Job Event Log Codes

Table: Event Codes in a Job Event Log

Code

Constant Name

Description

000

SUBMIT

This event occurs when a user submits a job. It is the first event you will see for a job, and it should only occur once.

001

EXECUTE

This shows up when a job is running. It might occur more than once.

002

EXECUTABLE_ERROR

The job could not be run because the executable was bad.

003

CHECKPOINTED

No longer used.

004

JOB_EVICTED

A job was removed from a machine before it finished, usually for a policy reason. Perhaps an interactive user has claimed the computer, or perhaps another job is higher priority.

005

JOB_TERMINATED

The job has completed.

006

IMAGE_SIZE

An informational event, to update the amount of memory that the job is using while running. It does not reflect the state of the job.

007

SHADOW_EXCEPTION

The condor_shadow, a program on the submit computer that watches over the job and performs some services for the job, failed for some catastrophic reason. The job will leave the machine and go back into the queue.

009

JOB_ABORTED

The user canceled the job.

010

JOB_SUSPENDED

The job is still on the computer, but it is no longer executing. This is usually for a policy reason, such as an interactive user using the computer.

011

JOB_UNSUSPENDED

The job has resumed execution, after being suspended earlier.

012

JOB_HELD

The job has transitioned to the hold state. This might happen if the user applies the condor_hold command to the job.

013

JOB_RELEASED

The job was in the hold state and is to be re-run.

014

NODE_EXECUTE

A parallel universe program is running on a node.

015

NODE_TERMINATED

A parallel universe program has completed on a node.

016

POST_SCRIPT_TERMINATED

A node in a DAGMan work flow has a script that should be run after a job.
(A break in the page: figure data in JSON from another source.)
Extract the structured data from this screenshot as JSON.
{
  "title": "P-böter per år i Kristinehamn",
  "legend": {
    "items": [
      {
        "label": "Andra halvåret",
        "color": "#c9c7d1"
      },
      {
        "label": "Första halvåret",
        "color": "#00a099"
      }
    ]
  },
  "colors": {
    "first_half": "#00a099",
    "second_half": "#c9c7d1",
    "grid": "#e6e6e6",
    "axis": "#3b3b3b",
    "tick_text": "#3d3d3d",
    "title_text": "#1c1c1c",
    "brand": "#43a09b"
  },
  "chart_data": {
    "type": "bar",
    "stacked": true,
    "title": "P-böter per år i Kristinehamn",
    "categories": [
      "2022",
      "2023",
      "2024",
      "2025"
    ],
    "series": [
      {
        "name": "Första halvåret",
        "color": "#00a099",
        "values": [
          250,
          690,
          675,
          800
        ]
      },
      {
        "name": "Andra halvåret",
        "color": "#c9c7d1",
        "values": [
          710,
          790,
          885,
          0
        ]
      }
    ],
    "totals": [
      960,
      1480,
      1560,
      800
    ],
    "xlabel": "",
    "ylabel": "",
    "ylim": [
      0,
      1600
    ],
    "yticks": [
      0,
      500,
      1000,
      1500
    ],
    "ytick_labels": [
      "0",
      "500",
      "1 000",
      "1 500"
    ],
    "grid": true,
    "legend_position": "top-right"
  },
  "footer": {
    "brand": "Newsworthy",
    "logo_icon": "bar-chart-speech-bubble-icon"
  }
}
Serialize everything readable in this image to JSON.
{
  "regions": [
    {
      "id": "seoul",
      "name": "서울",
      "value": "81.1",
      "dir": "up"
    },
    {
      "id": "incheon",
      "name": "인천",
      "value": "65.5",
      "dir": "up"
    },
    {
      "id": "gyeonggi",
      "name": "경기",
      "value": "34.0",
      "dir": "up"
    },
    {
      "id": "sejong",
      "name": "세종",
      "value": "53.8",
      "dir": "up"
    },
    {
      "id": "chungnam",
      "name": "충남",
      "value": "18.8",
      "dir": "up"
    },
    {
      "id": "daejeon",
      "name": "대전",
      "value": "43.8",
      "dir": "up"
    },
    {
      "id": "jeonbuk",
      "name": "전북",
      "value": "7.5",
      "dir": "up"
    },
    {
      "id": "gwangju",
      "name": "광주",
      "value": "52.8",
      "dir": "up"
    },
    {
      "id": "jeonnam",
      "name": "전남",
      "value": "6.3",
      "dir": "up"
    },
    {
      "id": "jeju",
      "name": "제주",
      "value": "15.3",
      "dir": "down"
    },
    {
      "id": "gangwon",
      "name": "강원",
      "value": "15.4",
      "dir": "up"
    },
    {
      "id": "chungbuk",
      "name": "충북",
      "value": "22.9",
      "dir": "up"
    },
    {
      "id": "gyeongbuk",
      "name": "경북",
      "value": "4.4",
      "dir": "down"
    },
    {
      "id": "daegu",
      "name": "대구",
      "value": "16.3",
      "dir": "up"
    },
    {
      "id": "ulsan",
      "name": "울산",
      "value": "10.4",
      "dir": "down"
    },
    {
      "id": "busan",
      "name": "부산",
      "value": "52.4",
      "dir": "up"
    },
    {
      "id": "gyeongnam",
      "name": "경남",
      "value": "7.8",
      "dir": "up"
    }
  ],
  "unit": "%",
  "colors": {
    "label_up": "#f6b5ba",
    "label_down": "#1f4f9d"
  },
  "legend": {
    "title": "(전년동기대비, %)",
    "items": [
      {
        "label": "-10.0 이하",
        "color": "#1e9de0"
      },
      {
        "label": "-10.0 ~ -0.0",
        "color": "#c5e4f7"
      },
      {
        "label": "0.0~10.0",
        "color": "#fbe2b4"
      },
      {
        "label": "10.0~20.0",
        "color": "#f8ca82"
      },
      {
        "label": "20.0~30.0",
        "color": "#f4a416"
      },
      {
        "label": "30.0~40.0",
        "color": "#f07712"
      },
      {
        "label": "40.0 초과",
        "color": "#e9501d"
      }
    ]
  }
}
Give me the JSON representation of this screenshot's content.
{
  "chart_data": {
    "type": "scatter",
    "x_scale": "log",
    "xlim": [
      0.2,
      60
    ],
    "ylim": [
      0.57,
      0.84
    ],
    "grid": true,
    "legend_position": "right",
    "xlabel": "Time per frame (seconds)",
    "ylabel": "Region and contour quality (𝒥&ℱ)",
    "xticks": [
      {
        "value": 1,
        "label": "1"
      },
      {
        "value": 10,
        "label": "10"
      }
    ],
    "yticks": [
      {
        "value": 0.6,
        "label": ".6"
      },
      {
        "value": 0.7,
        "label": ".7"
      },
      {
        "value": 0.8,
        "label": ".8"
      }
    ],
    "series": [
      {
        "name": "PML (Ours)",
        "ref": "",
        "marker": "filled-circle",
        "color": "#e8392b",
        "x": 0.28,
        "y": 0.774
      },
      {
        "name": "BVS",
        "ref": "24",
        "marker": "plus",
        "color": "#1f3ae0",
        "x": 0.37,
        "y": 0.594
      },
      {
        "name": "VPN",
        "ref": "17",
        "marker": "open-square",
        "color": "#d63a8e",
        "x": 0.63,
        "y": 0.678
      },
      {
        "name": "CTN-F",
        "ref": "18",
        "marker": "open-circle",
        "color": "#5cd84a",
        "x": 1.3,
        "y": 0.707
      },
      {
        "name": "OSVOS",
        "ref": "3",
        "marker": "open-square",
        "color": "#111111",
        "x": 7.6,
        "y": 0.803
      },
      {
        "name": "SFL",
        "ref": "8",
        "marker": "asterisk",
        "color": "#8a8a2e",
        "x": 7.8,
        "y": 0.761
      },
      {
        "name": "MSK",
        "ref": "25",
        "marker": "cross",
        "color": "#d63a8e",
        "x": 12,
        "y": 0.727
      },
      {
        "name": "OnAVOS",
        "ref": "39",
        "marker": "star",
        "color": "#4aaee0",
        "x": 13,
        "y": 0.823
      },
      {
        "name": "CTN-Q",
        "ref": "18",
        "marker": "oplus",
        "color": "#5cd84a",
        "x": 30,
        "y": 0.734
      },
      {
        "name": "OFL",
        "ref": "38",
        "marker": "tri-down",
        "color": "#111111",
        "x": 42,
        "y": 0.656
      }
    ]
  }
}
The script is run on the submit host. This event signals that the post script has completed.

021

REMOTE_ERROR

The condor_starter (which monitors the job on the execution machine) has failed.

022

JOB_DISCONNECTED

The condor_shadow and condor_starter (which communicate while the job runs) have lost contact.

023

JOB_RECONNECTED

The condor_shadow and condor_starter (which communicate while the job runs) have been able to resume contact before the job lease expired.

024

JOB_RECONNECT_FAILED

The condor_shadow and condor_starter (which communicate while the job runs) were unable to resume contact before the job lease expired.

025

GRID_RESOURCE_UP

A grid resource that was previously unavailable is now available.

026

GRID_RESOURCE_DOWN

The grid resource that a job is to run on is unavailable.

027

GRID_SUBMIT

A job has been submitted, and is under the auspices of the grid resource.

028

JOB_AD_INFORMATION

Extra job ClassAd attributes are noted. This event is written as a supplement to other events when the configuration parameter EVENT_LOG_JOB_AD_INFORMATION_ATTRS is set.

029

JOB_STATUS_UNKNOWN

No updates of the job’s remote status have been received for 15 minutes.

030

JOB_STATUS_KNOWN

An update has been received for a job whose remote status was previous logged as unknown.

031

JOB_STAGE_IN

A grid universe job is doing the stage in of input files.

032

JOB_STAGE_OUT

A grid universe job is doing the stage out of output files.

033

ATTRIBUTE_UPDATE

A Job ClassAd attribute is changed due to action by the condor_schedd daemon. This includes changes by condor_prio.

034

PRESKIP

For DAGMan, this event is logged if a PRE SCRIPT exits with the defined PRE_SKIP value in the DAG input file. This makes it possible for DAGMan to do recovery in a workflow that has such an event, as it would otherwise not have any event for the DAGMan node to which the script belongs, and in recovery, DAGMan’s internal tables would become corrupted.

035

CLUSTER_SUBMIT

This event occurs when a user submits a cluster with multiple procs.

036

CLUSTER_REMOVE

This event occurs after all the jobs in a multi-proc cluster have completed, or when the cluster is removed (by condor_rm).

037

FACTORY_PAUSED

This event occurs when job materialization for a cluster has been paused.

038

FACTORY_RESUMED

This event occurs when job materialization for a cluster has been resumed

039

NONE

This event should never occur in a log but may be returned by log reading code in certain situations (e.g., timing out while waiting for a new event to appear in the log).

040

FILE_TRANSFER

This event occurs when a file transfer event occurs: transfer queued, transfer started, or transfer finished, for both the input and output sandboxes.

047

COMMON_FILES

This event occurs when a common files event occurs: common files transfer queued, started, or finished; or when waiting for common files to transfer started or finished.